Всхлипнув, она утерла рукавом глаза и подошла к заснувшему под солнечною ласкою бородачу. Его длинные, сухие и волосатые, в цепях, ноги были вытянуты, точно жерди, и мухи роились над разъеденными железом ранами. Старушка затихла перед ним, отмахнула мух и позвала:
— Эй, дедушка, слышь, проснись, кипяточку себе зачерпни-ка! Ишь, как притомился, горемыка. Ноженьки-то все растерлись как.
Арестант, звеня цепями, быстро сел и тревожно посмотрел на старуху.
— А-а… Это вона кто! — и он улыбнулся, как не улыбался уже много лет. — А я, слышь, женушку свою сейчас во сне увидел. Когда она девицею была… Лет десять не видал ее во сне и вот увидел.
Августа Петровна наливала ему кипятку, слушала внимательно и задушевно, а он обрадовался, что есть кому рассказывать и продолжал:
— Будто молодой я и будто еду на пашню, а она стоит на полосе в пшенице, на коленях, будто бы молится… Я так это явственно голос ее услыхал… А это ты, выходит дело… Да-а…
Он взял кипяток трясущейся рукой и, поставив кружку на землю, посмотрел на поле и на реку, и в овраг, и заморгал, заплакал тихими слезами, некрасиво морща не по летам состарившееся лицо и подтягивая к нему крючковатые руки в цепях.
— Поплачь, родимушка, поплачь! — говорила ему Августа Петровна. — Небось давно души своей не облегчал слезами.
Она погладила его по обезображенным, наполовину сбритым волосам на голове и заплакала.
— Я вот тоже все красуюсь привольем этим и все плачу… Да… Чую Господа вокруг. Чую я и плачу о грехах своих…
— И она, слышь… Это ж самое мне говорила! Во сне-то!.. И тогда, давно, когда мы молодыми были, тоже эдак же говаривала часто… А потом Бог попустил несчастье наше…
Он говорил отрывочно, как будто Августа Петровна и без слов знала все главное. Потом тихо, с радостной и жалкою улыбкой продолжил:
— А захотелось мне, понимаешь, сыночка своего поглядеть…

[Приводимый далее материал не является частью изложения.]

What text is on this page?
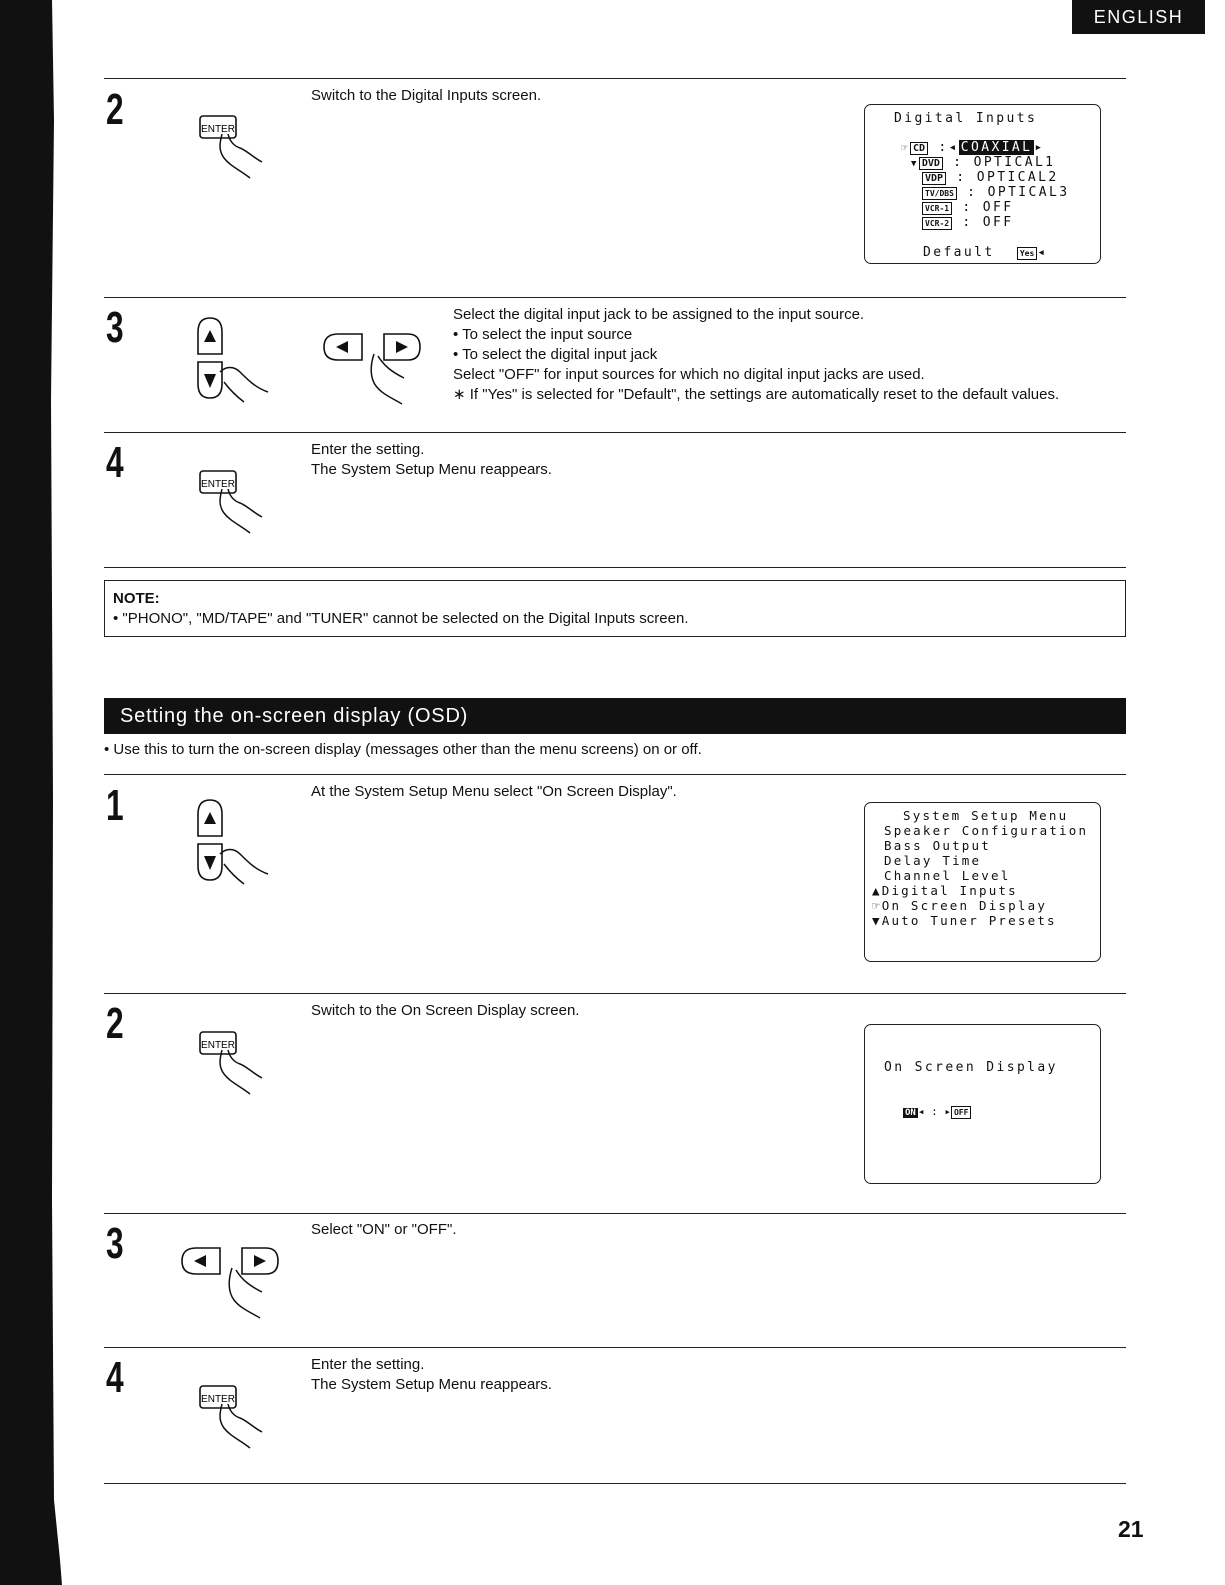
ENGLISH
2	ENTER
Switch to the Digital Inputs screen.
Digital Inputs
☞ CD :◂ COAXIAL ▸
▼ DVD : OPTICAL1
VDP : OPTICAL2
TV/DBS : OPTICAL3
VCR-1 : OFF
VCR-2 : OFF
Default	Yes ◂
3	Select the digital input jack to be assigned to the input source.
• To select the input source
• To select the digital input jack
Select "OFF" for input sources for which no digital input jacks are used.
∗ If "Yes" is selected for "Default", the settings are automatically reset to the default values.
4	ENTER
Enter the setting.
The System Setup Menu reappears.
NOTE:
• "PHONO", "MD/TAPE" and "TUNER" cannot be selected on the Digital Inputs screen.
Setting the on-screen display (OSD)
• Use this to turn the on-screen display (messages other than the menu screens) on or off.
1	At the System Setup Menu select "On Screen Display".
System Setup Menu
Speaker Configuration
Bass Output
Delay Time
Channel Level
▲Digital Inputs
☞On Screen Display
▼Auto Tuner Presets
2	ENTER
Switch to the On Screen Display screen.
On Screen Display
ON ◂ : ▸ OFF
3	Select "ON" or "OFF".
4	ENTER
Enter the setting.
The System Setup Menu reappears.
21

Он захлебнулся и уже шепотом, как взятый за горло, быстро разъяснил:
— От женушки-то, слышь, остался двух годов, сыночек, Ванюшка… И вот, когда с каторги меня ослобонили, я, слышь, и задумал… Да и убежал с поселения-то сюда… А он… — каторжанин снова жалко улыбнулся. — А он, слышь, у господина одного в детях оказался. Семнадцатый уже год ему… Совсем нельзя подумать… Такой пригожий и обряжен баричем, а по обличию-то как есть она, когда молоденькой была…
— Ну и как же, мой родимый? — сокрушенно и ласково спросила Августа Петровна. — Как же он-то, не признал тебя?
— Ну, увидал я его и…
Боязно мне стало объявиться-то ему… И ушел я, не похотел объявиться… Пусть не знает чей он сын по правде… Ванюшка наш…
Каторжанин уронил лицо в свои пригоршни, в длинную, смятую полуседую бороду и перестал рассказывать о сыне.
— Ну, выскажи мне душеньку свою, родимый, выскажи, — соболезновала ему просвирня. — Тебе полегче будет. Выскажи!
Старик вместо ответа указал рукой на окружавшую их даль и всхлипнул.
— Это приволье-то мне, слышь, знакомое. Часто я тут бывал, лет восемнадцать тому… В ямщиках здесь находился.
Просвирня, вытирая слезы, повторила:
— Выскажись, родимый, выскажись.
И тут же услыхала певучий голос Яши, который говорил Митьке:
— А пошто не спросить? Я спрошу… Ежели дозволит — отчего не принести? Принесу… Повеселись, поиграй, дружок…
— Вот спасибо, Яшенька! — счастливо заливался Митька. — Страсть как соскучился по гармошке. Третий день гармошку не дают.
— Ну, как, Яша! — крикнул Васька Слесарь. — Не заскучал еще по воле?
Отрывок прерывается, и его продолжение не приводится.